Right terms of LibValue formula numerator. Click for larger image.

Again, multiplying average size of grant by the number of grants expended (which we’re assuming to be equivalent to number of grants awarded) gives the total grant income:

Right terms of LibValue formula numerator are equivalent to total grant income. Click for larger image.

Simplified in this way, it becomes obvious that library earnings/benefits are based on total annual grant income, moderated to an unknown degree by spreading that income over time. Neither the UIUC article nor the LibValue white paper explain why it was necessary to use (annual) averages. But it stands to reason that they had to have access to data on total grant income in order to calculate the averages at all.

Just one more thing to consider. We assumed that number of grant awards was equal to number of grants expended. However, this assumption is only partially true. It is true for the 3 of the 8 universities in the white paper as indicated in red here:

Grants expended compared to grant awards for 8 universities in LibValue white paper.9

Click for larger image.

For the rest of the universities (green in the table) grants expended outpaced grants awarded by factors of about 1.5 to one, three to one, four to one, and six to one. From all of this we can conclude: The right terms in the LibValue ROI formula numerator are equivalent at least to a university’s total annual grant income and usually to 300% to 600% of total annual grant income. Thus, the white paper considerably exaggerates library return/earnings for the majority of the universities studied (assuming the LibValue model as a whole to be acceptable).

To determine if and how exaggerated the final ROI ratios are we need to decipher the rest of the formula, including the multi-term fraction in the numerator. Besides this, there is also the question of how defining library benefits as equal to 100% of university grant awards can be justified.

But these are issues we can ruminate on in a sequel to this post. I mean, you can only think quantitatively for so long. Time to give our brains some rest.

============================

1 Tenopir, C. et al. (2010) University Investment in the Library, Phase II: An International Study of the Library’s Value to the Grants Process, p. 7.

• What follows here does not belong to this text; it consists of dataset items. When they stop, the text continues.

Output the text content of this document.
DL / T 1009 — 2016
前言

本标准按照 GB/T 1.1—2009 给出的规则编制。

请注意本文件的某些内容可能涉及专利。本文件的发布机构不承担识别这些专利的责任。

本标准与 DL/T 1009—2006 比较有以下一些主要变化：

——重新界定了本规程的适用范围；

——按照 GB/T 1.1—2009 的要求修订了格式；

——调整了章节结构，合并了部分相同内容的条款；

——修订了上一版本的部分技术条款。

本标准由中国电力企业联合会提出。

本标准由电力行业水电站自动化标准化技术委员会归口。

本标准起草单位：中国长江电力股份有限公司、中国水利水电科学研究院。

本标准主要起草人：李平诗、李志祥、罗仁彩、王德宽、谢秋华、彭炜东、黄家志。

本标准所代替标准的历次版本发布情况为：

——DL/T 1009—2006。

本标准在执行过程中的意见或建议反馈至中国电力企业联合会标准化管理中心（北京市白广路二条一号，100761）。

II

2 Luther, J. (2008) University Investment in the Library: What’s the Return, A Case Study at the University of Illinois at Urbana-Champaign.

3 Strouse, R. (2003) Demonstrating Value and Return on Investment, Information Outlook, 14-19.

4 Luther, J. (2008) p. 8.

5 Luther, J. (2008) p. 8.

6 Luther, J. (2008) p. 9.

7 Luther, J. (2008) p. 11.

8 Although it’s possible, for record-keeping reasons, for annual grant income to differ from annual grant expenditures, the white paper researchers tallied earnings based on grant expenditures rather than grant income. This means they also considered number of grants expended in a given year to be equivalent to the number of grants awards receiving income.

9 Data from Table 1b in Tenopir et al. (2010) p. 9.